If your chosen one turns out to be an integral part of your mother’s skirt, we advise you to break this connection as quickly as possible. The longer you accept the rules of your mother-in-law’s game, the faster your relationship will collapse. This does not mean that you have to wage a cold war or give your spouse ultimatums. You need to act more cunningly.

First, never live on your in-laws' property. Gone are the days when a man brought his wife to his parents' house. Each cell of society must exist separately from its ancestors. Even if your financial condition currently does not allow you to buy your own home, you still need to look for options to create your own family nest. You can rent an apartment or, as a last resort, a dorm room.
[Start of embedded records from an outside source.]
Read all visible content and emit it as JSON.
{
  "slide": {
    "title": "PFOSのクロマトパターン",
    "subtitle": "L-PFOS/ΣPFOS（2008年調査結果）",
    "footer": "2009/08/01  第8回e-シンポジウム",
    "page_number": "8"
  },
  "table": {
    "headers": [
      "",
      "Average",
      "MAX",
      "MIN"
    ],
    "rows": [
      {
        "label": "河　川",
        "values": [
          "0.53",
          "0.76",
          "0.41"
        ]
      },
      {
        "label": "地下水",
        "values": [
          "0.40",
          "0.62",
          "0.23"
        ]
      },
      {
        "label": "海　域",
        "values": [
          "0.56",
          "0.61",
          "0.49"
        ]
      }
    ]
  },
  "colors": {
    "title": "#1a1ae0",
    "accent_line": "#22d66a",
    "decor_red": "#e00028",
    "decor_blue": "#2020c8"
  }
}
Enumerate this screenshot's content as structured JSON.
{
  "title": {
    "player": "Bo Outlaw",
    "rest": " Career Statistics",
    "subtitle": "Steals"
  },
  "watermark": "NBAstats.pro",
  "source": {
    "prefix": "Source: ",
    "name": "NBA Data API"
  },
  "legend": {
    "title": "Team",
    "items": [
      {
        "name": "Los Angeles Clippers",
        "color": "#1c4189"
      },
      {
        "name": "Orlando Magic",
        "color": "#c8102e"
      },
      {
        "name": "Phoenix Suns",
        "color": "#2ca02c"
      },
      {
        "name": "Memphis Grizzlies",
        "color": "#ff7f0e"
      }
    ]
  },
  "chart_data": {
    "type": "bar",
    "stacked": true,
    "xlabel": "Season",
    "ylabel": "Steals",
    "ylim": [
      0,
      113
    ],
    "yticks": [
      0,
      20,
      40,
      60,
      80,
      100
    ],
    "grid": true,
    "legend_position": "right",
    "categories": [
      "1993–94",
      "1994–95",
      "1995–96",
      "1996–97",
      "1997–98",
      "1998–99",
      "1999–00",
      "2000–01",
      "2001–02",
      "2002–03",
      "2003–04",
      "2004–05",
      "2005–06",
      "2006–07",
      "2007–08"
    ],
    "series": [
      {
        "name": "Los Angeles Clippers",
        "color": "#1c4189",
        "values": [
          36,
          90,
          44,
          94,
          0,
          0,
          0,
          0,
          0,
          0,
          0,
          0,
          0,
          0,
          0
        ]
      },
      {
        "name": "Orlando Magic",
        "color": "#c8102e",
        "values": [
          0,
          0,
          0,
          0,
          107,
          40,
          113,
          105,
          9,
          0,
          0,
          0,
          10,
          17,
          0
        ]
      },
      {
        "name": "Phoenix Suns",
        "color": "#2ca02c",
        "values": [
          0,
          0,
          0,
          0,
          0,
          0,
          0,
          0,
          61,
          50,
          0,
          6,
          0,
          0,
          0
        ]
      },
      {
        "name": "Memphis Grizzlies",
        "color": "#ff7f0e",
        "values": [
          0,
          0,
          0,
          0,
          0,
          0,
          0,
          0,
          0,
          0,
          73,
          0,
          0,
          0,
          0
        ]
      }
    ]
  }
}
Yes, you will have to sacrifice comfort, but the well-being of your family will benefit.

Secondly, at the very first stages of the relationship, agree not to tell your parents about your quarrels. You will make peace, and parents will remember throughout their lives that their child was insulted.

To find out how to make peace with a guy, follow the link, there is a lot of useful information that will help save the relationship.

Thirdly, establish contact with your mother-in-law. An enemy who becomes a friend will not cause harm. Call her to find out the recipe for your husband’s favorite pie. Be interested in his childhood. Do everything to ensure that the mother-in-law understands that her son is in good hands.

establish contact with mother-in-law

Fourth, teach your spouse to be independent. There are some wives who are afraid to leave their small children with their husbands. They worry that he won't cope. Give yourself the opportunity to prove yourself. In a playful feminine manner, offer to cook breakfast, pick up your child from kindergarten, or iron your skirt, citing the fact that you are late for work.

Believe me, any man can be re-educated to suit himself. Of course, you shouldn’t flatter yourself that he will be able to completely get rid of his “mother’s” dependence, but the changes will be obvious. Don’t forget to praise your man as often as possible, letting him know that he can do everything on his own, without outside help.